A sinopse oficial do filme explica que o projeto é uma repetição da obra de teatro que Moore esperava apresentar no Ohio, nos Estados Unidos.

“Vem ver o filme que os republicanos do Ohio tentaram impedir. O vencedor do óscar Michael Moore adiantou-se ao entrar em território hostil, no coração da terra de Trump, com o seu filme arriscado e hilariante, no coração da terra de Trump, semanas antes de realizarem-se as eleições de 2016”, refere o comunicado sobre a película.

Conhecido pelo seu ativismo político de esquerda e pela sua oposição a Trump, Moore conta no filme como o Midland Theatre de Newark, evitou apresentar seu espetáculo porque era muito polémico.

A diretora do teatro, Nancy Anderson, disse à AFP que a instituição nunca chegou a um acordo com Moore para fazer o espectáculo, porque "havia muitas perguntas à volta da produção".

E, acrescentou Nancy, as perguntas não eram tanto sobre se o espectáculo era polémico ou não, mas aos curtos prazos entre o pedido de Moore e a estreia. O teatro temia não conseguir entregar um espetáculo de qualidade ao público, explicou.

Numa declaração transmitida ao jornal local "The Columbus Dispatch" e publicada no final de setembro, Anderson afirmou, porém, que a direção do teatro tinha "perguntas" sobre "a potencial polémica e a possibilidade de problemas do lado de dentro ou do lado de fora" do local.

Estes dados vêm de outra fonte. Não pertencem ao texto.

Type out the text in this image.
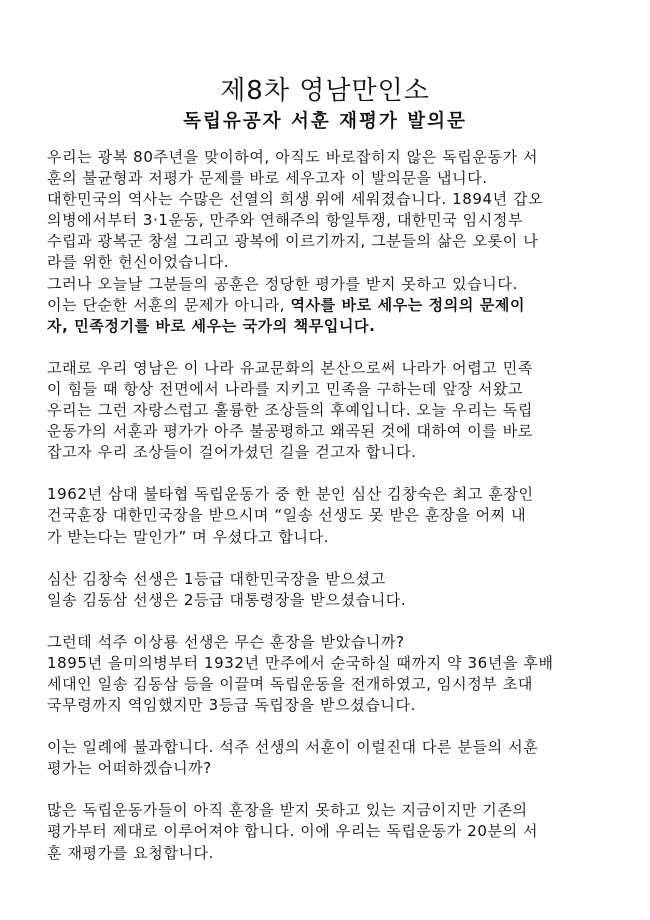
제8차 영남만인소
독립유공자 서훈 재평가 발의문
우리는 광복 80주년을 맞이하여, 아직도 바로잡히지 않은 독립운동가 서
훈의 불균형과 저평가 문제를 바로 세우고자 이 발의문을 냅니다.
대한민국의 역사는 수많은 선열의 희생 위에 세워졌습니다. 1894년 갑오
의병에서부터 3·1운동, 만주와 연해주의 항일투쟁, 대한민국 임시정부
수립과 광복군 창설 그리고 광복에 이르기까지, 그분들의 삶은 오롯이 나
라를 위한 헌신이었습니다.
그러나 오늘날 그분들의 공훈은 정당한 평가를 받지 못하고 있습니다.
이는 단순한 서훈의 문제가 아니라, 역사를 바로 세우는 정의의 문제이
자, 민족정기를 바로 세우는 국가의 책무입니다.
고래로 우리 영남은 이 나라 유교문화의 본산으로써 나라가 어렵고 민족
이 힘들 때 항상 전면에서 나라를 지키고 민족을 구하는데 앞장 서왔고
우리는 그런 자랑스럽고 훌륭한 조상들의 후예입니다. 오늘 우리는 독립
운동가의 서훈과 평가가 아주 불공평하고 왜곡된 것에 대하여 이를 바로
잡고자 우리 조상들이 걸어가셨던 길을 걷고자 합니다.
1962년 삼대 불타협 독립운동가 중 한 분인 심산 김창숙은 최고 훈장인
건국훈장 대한민국장을 받으시며 “일송 선생도 못 받은 훈장을 어찌 내
가 받는다는 말인가” 며 우셨다고 합니다.
심산 김창숙 선생은 1등급 대한민국장을 받으셨고
일송 김동삼 선생은 2등급 대통령장을 받으셨습니다.
그런데 석주 이상룡 선생은 무슨 훈장을 받았습니까?
1895년 을미의병부터 1932년 만주에서 순국하실 때까지 약 36년을 후배
세대인 일송 김동삼 등을 이끌며 독립운동을 전개하였고, 임시정부 초대
국무령까지 역임했지만 3등급 독립장을 받으셨습니다.
이는 일례에 불과합니다. 석주 선생의 서훈이 이럴진대 다른 분들의 서훈
평가는 어떠하겠습니까?
많은 독립운동가들이 아직 훈장을 받지 못하고 있는 지금이지만 기존의
평가부터 제대로 이루어져야 합니다. 이에 우리는 독립운동가 20분의 서
훈 재평가를 요청합니다.
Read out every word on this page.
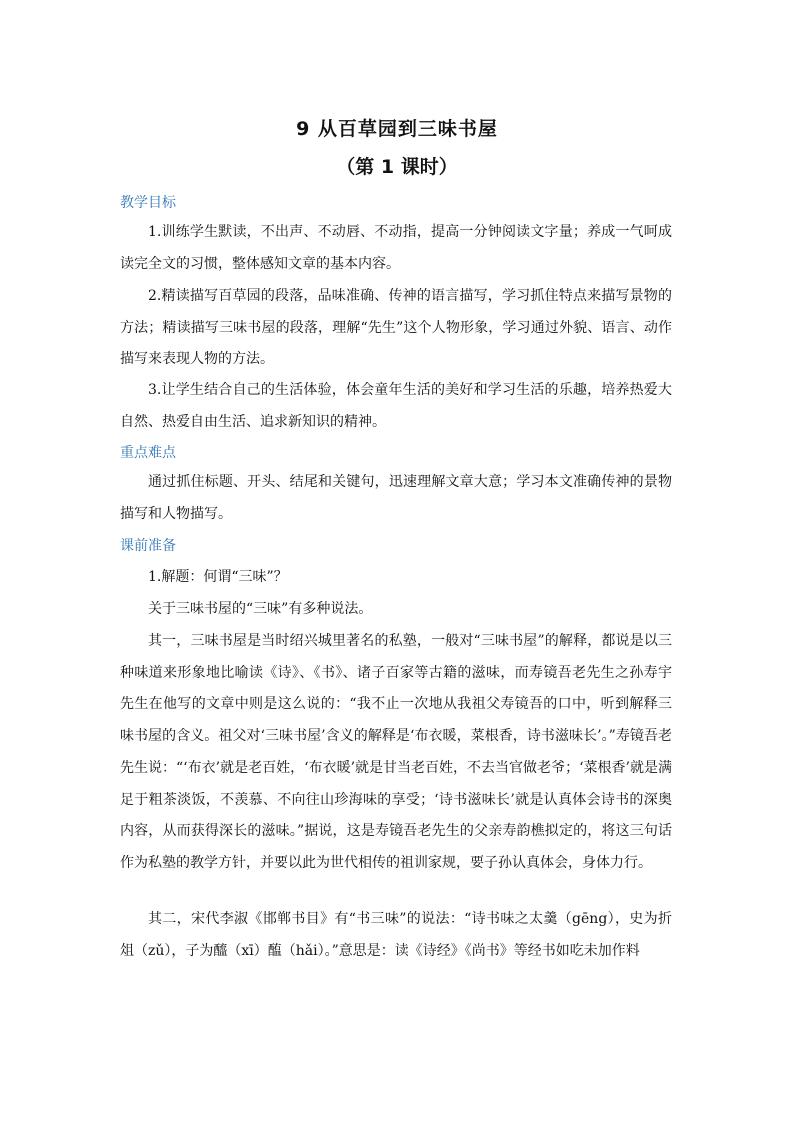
9 从百草园到三味书屋
（第 1 课时）
教学目标
1.训练学生默读，不出声、不动唇、不动指，提高一分钟阅读文字量；养成一气呵成读完全文的习惯，整体感知文章的基本内容。
2.精读描写百草园的段落，品味准确、传神的语言描写，学习抓住特点来描写景物的方法；精读描写三味书屋的段落，理解“先生”这个人物形象，学习通过外貌、语言、动作描写来表现人物的方法。
3.让学生结合自己的生活体验，体会童年生活的美好和学习生活的乐趣，培养热爱大自然、热爱自由生活、追求新知识的精神。
重点难点
通过抓住标题、开头、结尾和关键句，迅速理解文章大意；学习本文准确传神的景物描写和人物描写。
课前准备
1.解题：何谓“三味”？
关于三味书屋的“三味”有多种说法。
其一，三味书屋是当时绍兴城里著名的私塾，一般对“三味书屋”的解释，都说是以三种味道来形象地比喻读《诗》、《书》、诸子百家等古籍的滋味，而寿镜吾老先生之孙寿宇先生在他写的文章中则是这么说的：“我不止一次地从我祖父寿镜吾的口中，听到解释三味书屋的含义。祖父对‘三味书屋’含义的解释是‘布衣暖，菜根香，诗书滋味长’。”寿镜吾老先生说：“‘布衣’就是老百姓，‘布衣暖’就是甘当老百姓，不去当官做老爷；‘菜根香’就是满足于粗茶淡饭，不羡慕、不向往山珍海味的享受；‘诗书滋味长’就是认真体会诗书的深奥内容，从而获得深长的滋味。”据说，这是寿镜吾老先生的父亲寿韵樵拟定的，将这三句话作为私塾的教学方针，并要以此为世代相传的祖训家规，要子孙认真体会，身体力行。
其二，宋代李淑《邯郸书目》有“书三味”的说法：“诗书味之太羹（gēng），史为折俎（zǔ），子为醯（xī）醢（hǎi）。”意思是：读《诗经》《尚书》等经书如吃未加作料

O cineasta conseguiu, finalmente, fazer o seu espectáculo em Wilmington, também no Ohio. A apresentação foi filmada e serviu de base para o documentário "Michael Moore in Trumpland".

Moore publicou na sua conta na rede social do Twitter uma fotografia da sala de montagem do filme, acompanhada pela frase: “Há algo cozinhar. Ontem à noite, na cozinha (…)", anunciando assim a estreia.

Uma carreira controversa

Moore venceu o Óscar do melhor documentário em 2003 com o “Bowling for Columbine” e foi de novo candidato com “Sicko” (2007), uma história que denunciava as debilidades do sistema de saúde nos Estados Unidos.

No trajeto de Moore, repleto de obras de conteúdo controverso, como “Capitalism: A Love Story” (2009) e “Where to Invade Next” (2015), destaca-se “Fahrenheit 9/11” (2004), que se converteu no documentário com maior êxito da história dos Estados Unidos ao obter receitas nas salas de cinema de 119,1 milhões de dólares (108,5 milhões de euros).

Em "Where to invade next" Portugal também foi protagonista: no âmbito do seu filme sobre como outros países ocidentais, onde se incluem ainda por exemplo a França, Itália, Alemanha e Finlândia, lidam de forma diferente com os mesmos problemas sociais e económicos dos EUA, o realizador esteve no nosso país para falar com várias personalidades sobre o decréscimo do consumo de estupefacientes após a lei da descriminalização aprovada em 2001.